Friday, April 2, 2010

Practice, Practice & More Practice

I’m such a bad blogger; forgive me everyone for not posting more often. Not quite sure how those bloggers out there can blog on a daily basis, maybe they don’t have a day job or something going on, not to be judgmental. I’ve felt like I don’t want to bore everyone with the process of baking but I actually realized this weekend that it’s exactly what I should be blogging about, the endless weekends spent baking, even though I think nothing is really happening actually so much is.

Baking has been my constant, my refuge and the practice; call it meditation that is keeping me sane during insane times. I feel like the world is cracking up and though I try and do my part, its intense out there. I remember when my life was much simpler and the stress level was much more sane. I thought when you got older all that you invested in starts to pay off, but guess what, its kind of not working out that way, its actually the opposite. To survive I feel is having to be open to re-inventing yourself and in the end it’s really been a good thing for me. It’s how we grow and change. I want no self pity because I would never have taken this journey, but here I am and I am so proud of one thing, that I have some control over, my pain levain.

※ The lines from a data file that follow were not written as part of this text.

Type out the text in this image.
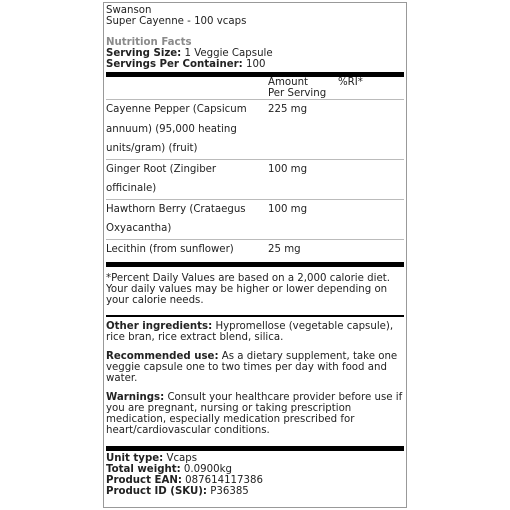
Swanson
Super Cayenne - 100 vcaps
Nutrition Facts
Serving Size: 1 Veggie Capsule
Servings Per Container: 100

	Amount
Per Serving	%RI*

Cayenne Pepper (Capsicum
annuum) (95,000 heating
units/gram) (fruit)	225 mg	

Ginger Root (Zingiber
officinale)	100 mg	

Hawthorn Berry (Crataegus
Oxyacantha)	100 mg	
Lecithin (from sunflower)	25 mg	
*Percent Daily Values are based on a 2,000 calorie diet.
Your daily values may be higher or lower depending on
your calorie needs.
Other ingredients: Hypromellose (vegetable capsule),
rice bran, rice extract blend, silica.
Recommended use: As a dietary supplement, take one
veggie capsule one to two times per day with food and
water.
Warnings: Consult your healthcare provider before use if
you are pregnant, nursing or taking prescription
medication, especially medication prescribed for
heart/cardiovascular conditions.
Unit type: Vcaps
Total weight: 0.0900kg
Product EAN: 087614117386
Product ID (SKU): P36385
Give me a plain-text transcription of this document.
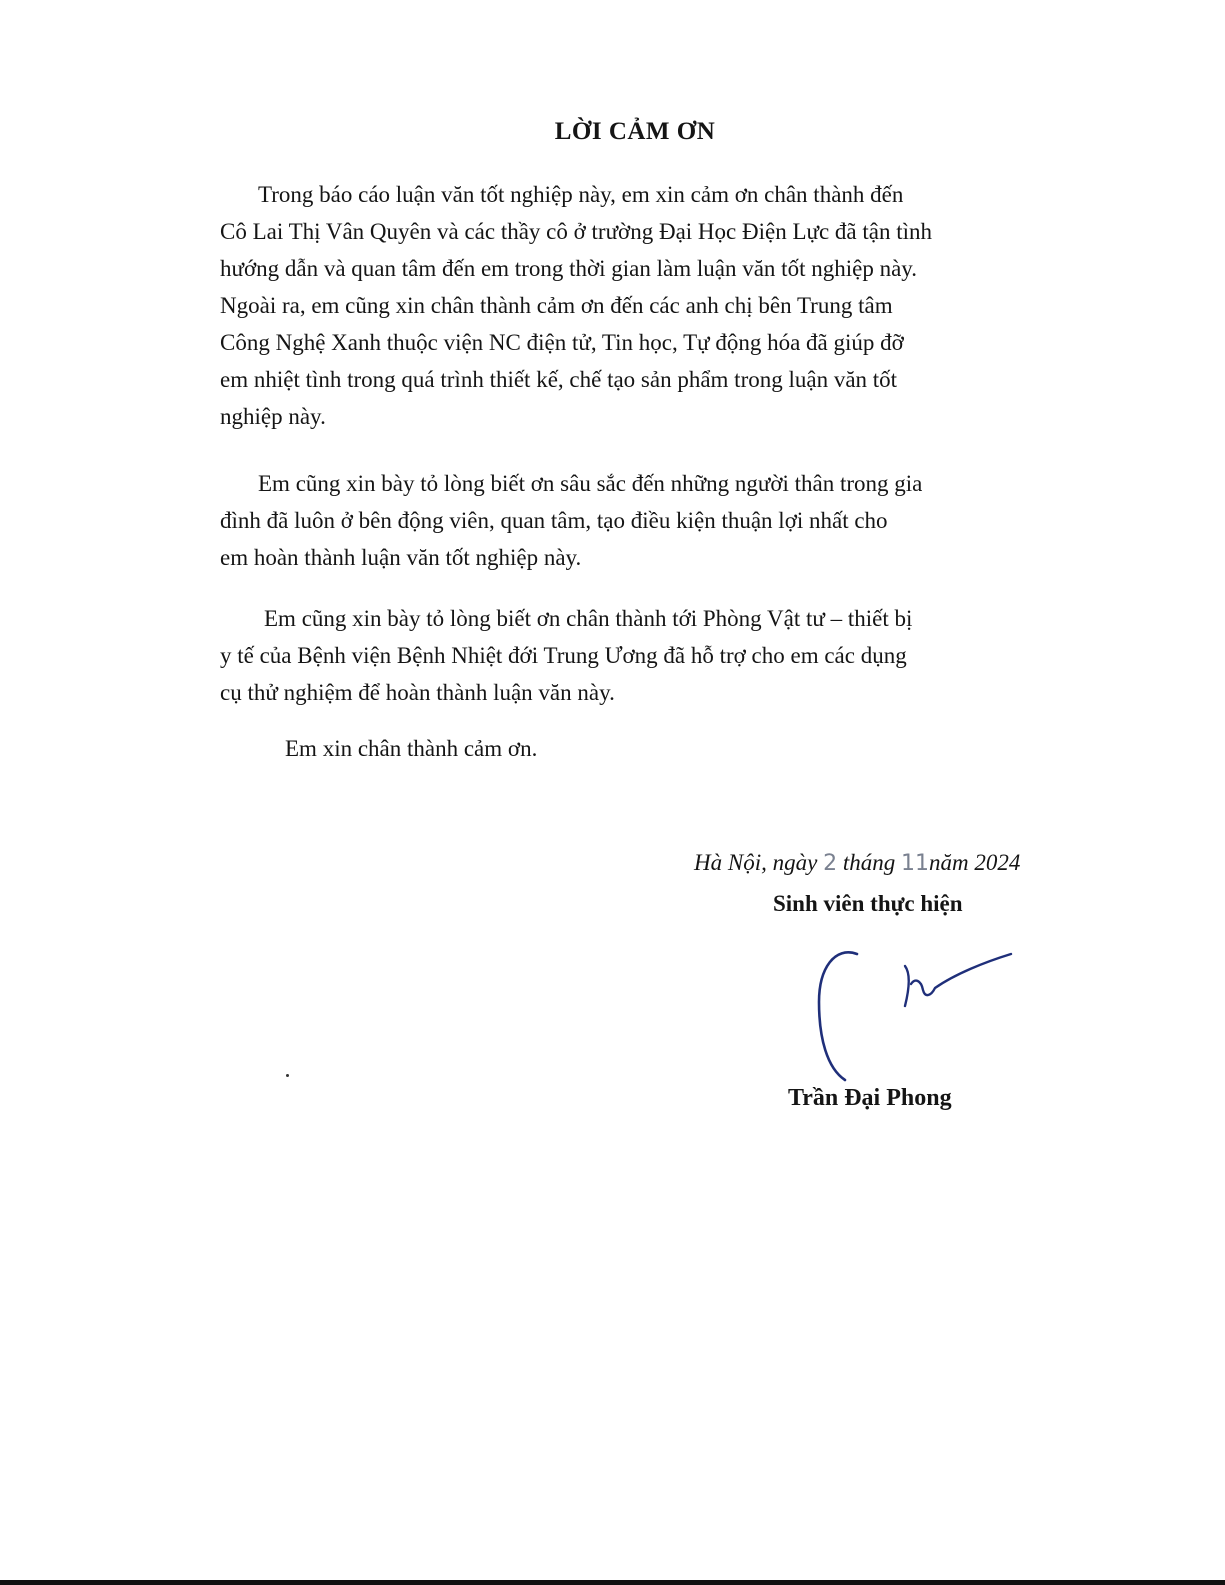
LỜI CẢM ƠN
Trong báo cáo luận văn tốt nghiệp này, em xin cảm ơn chân thành đến
Cô Lai Thị Vân Quyên và các thầy cô ở trường Đại Học Điện Lực đã tận tình
hướng dẫn và quan tâm đến em trong thời gian làm luận văn tốt nghiệp này.
Ngoài ra, em cũng xin chân thành cảm ơn đến các anh chị bên Trung tâm
Công Nghệ Xanh thuộc viện NC điện tử, Tin học, Tự động hóa đã giúp đỡ
em nhiệt tình trong quá trình thiết kế, chế tạo sản phẩm trong luận văn tốt
nghiệp này.
Em cũng xin bày tỏ lòng biết ơn sâu sắc đến những người thân trong gia
đình đã luôn ở bên động viên, quan tâm, tạo điều kiện thuận lợi nhất cho
em hoàn thành luận văn tốt nghiệp này.
Em cũng xin bày tỏ lòng biết ơn chân thành tới Phòng Vật tư – thiết bị
y tế của Bệnh viện Bệnh Nhiệt đới Trung Ương đã hỗ trợ cho em các dụng
cụ thử nghiệm để hoàn thành luận văn này.
Em xin chân thành cảm ơn.
Hà Nội, ngày 2 tháng 11năm 2024
Sinh viên thực hiện
Trần Đại Phong
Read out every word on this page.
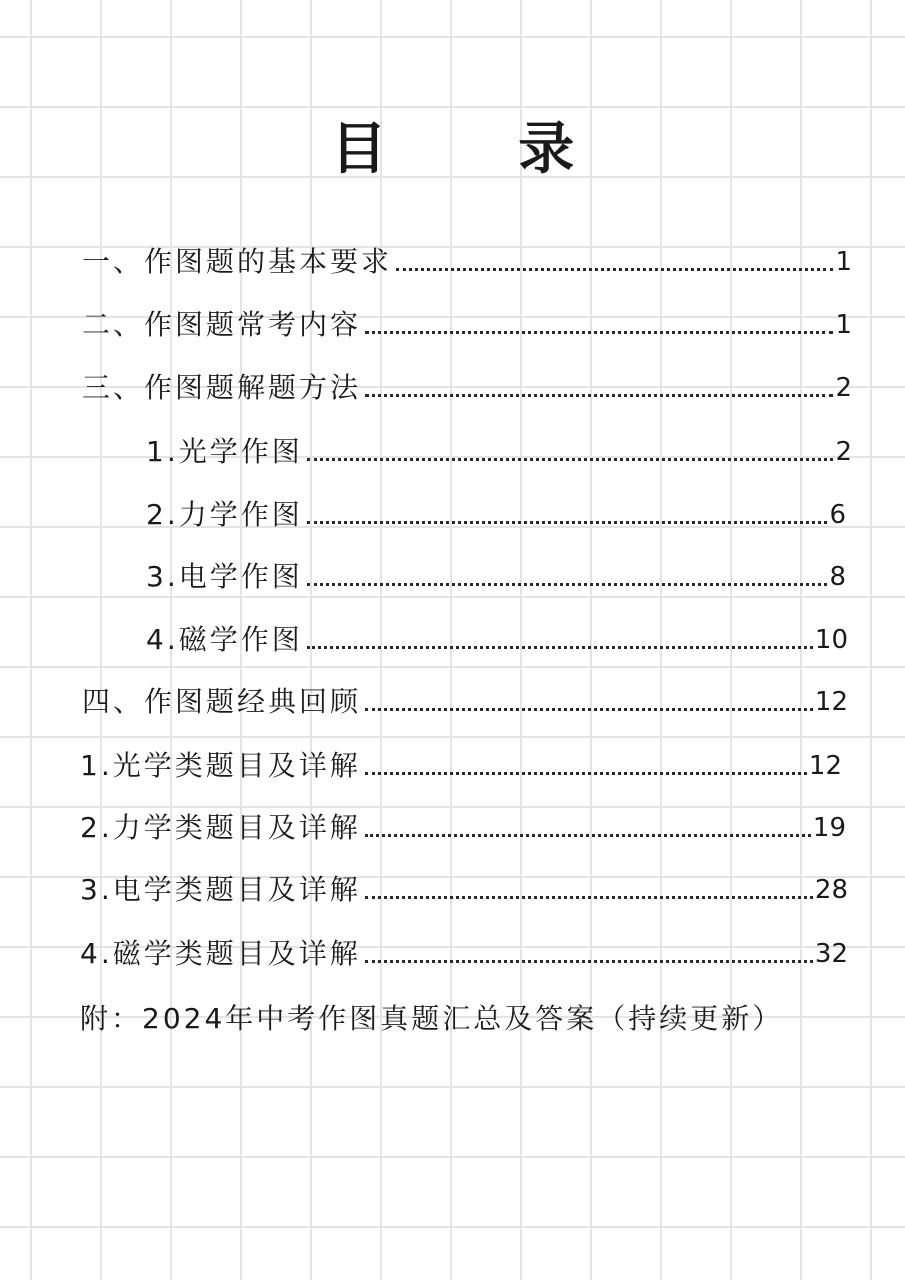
目 录
一、作图题的基本要求	1
二、作图题常考内容	1
三、作图题解题方法	2
1.光学作图	2
2.力学作图	6
3.电学作图	8
4.磁学作图	10
四、作图题经典回顾	12
1.光学类题目及详解	12
2.力学类题目及详解	19
3.电学类题目及详解	28
4.磁学类题目及详解	32
附：2024年中考作图真题汇总及答案（持续更新）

So many friends I know are actually surviving by reinventing themselves, taking it back to the simplest denominator. In the food world it seems everyone is trying to go back to making something by hand and I for one think that is so the way to go. It’s a given that no matter what, everyone has to eat so the business won’t go away.
This week after almost a month of posting I realized that to be good at anything, no matter what, it simply takes practice. That thing that you do on your own, with no one watching, just you practicing what it is you want to learn and in my case be the best at. It’s the subtle small lessons, the weird way you start to become so familiar with something, it becomes second nature.

Last Sunday on one of those morning shows, there was segment on Lionel Poilane. The Lionel family was in the bread business in Paris and he made it so chic and produced one of the finest loaves of bread in Paris. I was so lucky to have met him and spent an afternoon with him at his bakery. I think it was one of the reasons I wanted to make bread. It was a video taken of him before the tragic helicopter accident that took he and his wife Ibu. Lionel was making his signature cookies and doing it all with just one hand. He was explaining that it’s about touching the ingredients, an egg in the middle, a circle of sugar and then a circle of flour. All the while he was incorporating the ingredients in a slow motion and presto it was a ball of dough. He spoke of how we need to touch, it’s that tactile experience that you need in baking.

When the weekend comes around I don’t really want to take chances with my bread but that is what I should be doing, experimenting. It just a drag to spend 10 hours on something and then it doesn’t turn out, but my bread needs more work to get it to be ultimately what I want. How do I get there, by sometimes making bread that doesn’t work so I learn not to do whatever it was I did again? It’s the practice of making it over and over again, and getting more and more familiar with it. I am so proud of where my bread has come; its incredibly delicious and all of my lucky friends who I share it with are in awe. Not in a way that feeds my ego, but in a way that just confirms my resolution, sometimes it’s the small things in life that are the most important.

3 Comments:

Blogger Max said...

So, Lora, I have a question for you, and you may find this laughable, but here it is: I want to make bread at home, and I live in New England. I've lived here for about a hundred years, and I still can't get used to the weather. I just cannot imagine turning the oven on - especially to the temperature required for bread - after, say, June. What's your experience of that in Southern California? Do you just go ahead and turn on the oven every day, and you're so rewarded by the bread it doesn't matter? Or is it something unpleasant you have to just tolerate? Or do you find that it doesn't really make a difference once it gets hot anyway?

I am so enjoying following this blog! Thanks for writing.

April 8, 2010 at 6:19 AM  
Blogger Lora Z said...

Max, Cold or hot your oven isn't on that long, only 30 minutes to heat your pot and then an hour or so to bake. The bread is worth it. Hot days affect your bread, so make sure you take that into account.

April 8, 2010 at 10:51 AM  
Blogger Max said...

Thanks for that encouragement - probably that's all I needed :). Anyway, it's back to a beautiful breezy 57 degrees here in Cambridge now, so I'm heading home mid-day to push some bread through the next stage. Looking forward to dinner!